Number of corresponding comments by hour
{'21': 1745, '04': 337, '11': 641, '23': 543, '19': 1188, '09': 251, '22': 479, '07': 267, '13': 1253, '05': 464, '16': 1814, '08': 492, '18': 1439, '10': 793, '17': 1146, '15': 4477, '12': 687, '03': 421, '06': 397, '14': 1416, '20': 1722, '01': 683, '00': 447, '02': 1381}


## 2) Calculating the average number of comments ask posts receive by hour created

In [51]:
avg_by_hour = []

for hour in comments_by_hour:
    avg_by_hour.append([hour, comments_by_hour[hour] / counts_by_hour[hour]])

avg_by_hour

[['21', 16.009174311926607],
 ['04', 7.170212765957447],
 ['11', 11.051724137931034],
 ['23', 7.985294117647059],
 ['19', 10.8],
 ['09', 5.5777777777777775],
 ['22', 6.746478873239437],
 ['07', 7.852941176470588],
 ['13', 14.741176470588234],
 ['05', 10.08695652173913],
 ['16', 16.796296296296298],
 ['08', 10.25],
 ['18', 13.20183486238532],
 ['10', 13.440677966101696],
 ['17', 11.46],
 ['15', 38.5948275862069],
 ['12', 9.41095890410959],
 ['03', 7.796296296296297],
 ['06', 9.022727272727273],
 ['14', 13.233644859813085],
 ['20', 21.525],
 ['01', 11.383333333333333],
 ['00', 8.127272727272727],
 ['02', 23.810344827586206]]

## Rank by most number of posts

In [54]:
swap_avg_by_hour = []

for row in avg_by_hour:
    swap_avg_by_hour.append([row[1],row[0]])
    
swap_avg_by_hour

[[16.009174311926607, '21'],
 [7.170212765957447, '04'],
 [11.051724137931034, '11'],
 [7.985294117647059, '23'],
 [10.8, '19'],
 [5.5777777777777775, '09'],
 [6.746478873239437, '22'],
 [7.852941176470588, '07'],
 [14.741176470588234, '13'],
 [10.08695652173913, '05'],
 [16.796296296296298, '16'],
 [10.25, '08'],
 [13.20183486238532, '18'],
 [13.440677966101696, '10'],
 [11.46, '17'],
 [38.5948275862069, '15'],
 [9.41095890410959, '12'],
 [7.796296296296297, '03'],
 [9.022727272727273, '06'],
 [13.233644859813085, '14'],
 [21.525, '20'],
 [11.383333333333333, '01'],
 [8.127272727272727, '00'],
 [23.810344827586206, '02']]

In [57]:
sorted_swap = sorted(swap_avg_by_hour, reverse = True)
sorted_swap

[[38.5948275862069, '15'],
 [23.810344827586206, '02'],
 [21.525, '20'],
 [16.796296296296298, '16'],
 [16.009174311926607, '21'],
 [14.741176470588234, '13'],
 [13.440677966101696, '10'],
 [13.233644859813085, '14'],
 [13.20183486238532, '18'],
 [11.46, '17'],
 [11.383333333333333, '01'],
 [11.051724137931034, '11'],
 [10.8, '19'],
 [10.25, '08'],
 [10.08695652173913, '05'],
 [9.41095890410959, '12'],
 [9.022727272727273, '06'],
 [8.127272727272727, '00'],
 [7.985294117647059, '23'],
 [7.852941176470588, '07'],
 [7.796296296296297, '03'],
 [7.170212765957447, '04'],
 [6.746478873239437, '22'],
 [5.5777777777777775, '09']]

In [58]:
print("Top 5 Hours for Ask Posts Comments")

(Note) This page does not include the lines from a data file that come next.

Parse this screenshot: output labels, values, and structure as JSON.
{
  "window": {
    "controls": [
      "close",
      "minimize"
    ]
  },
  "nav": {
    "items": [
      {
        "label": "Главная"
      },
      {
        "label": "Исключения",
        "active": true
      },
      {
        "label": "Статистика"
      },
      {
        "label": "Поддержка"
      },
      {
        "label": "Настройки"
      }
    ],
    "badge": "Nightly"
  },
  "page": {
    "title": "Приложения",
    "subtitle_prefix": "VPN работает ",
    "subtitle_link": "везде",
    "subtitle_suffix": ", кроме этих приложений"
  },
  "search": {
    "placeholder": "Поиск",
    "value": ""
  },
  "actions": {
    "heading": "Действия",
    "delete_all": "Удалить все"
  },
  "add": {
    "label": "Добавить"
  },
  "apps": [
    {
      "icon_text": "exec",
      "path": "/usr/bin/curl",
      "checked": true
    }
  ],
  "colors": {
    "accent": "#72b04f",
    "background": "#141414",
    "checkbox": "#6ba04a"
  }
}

for avg, hour in sorted_swap[:5]:
    print(
    "{}: {:.2f} average comments per post".format(
            dt.datetime.strptime(hour, "%H").strftime("%H:%M"),avg)
    )
    

Top 5 Hours for Ask Posts Comments
15:00: 38.59 average comments per post
02:00: 23.81 average comments per post
20:00: 21.52 average comments per post
16:00: 16.80 average comments per post
21:00: 16.01 average comments per post


Conclusion: An ask post created between 3-5PM, 8-10PM, and at 2AM are likely to receive most comments.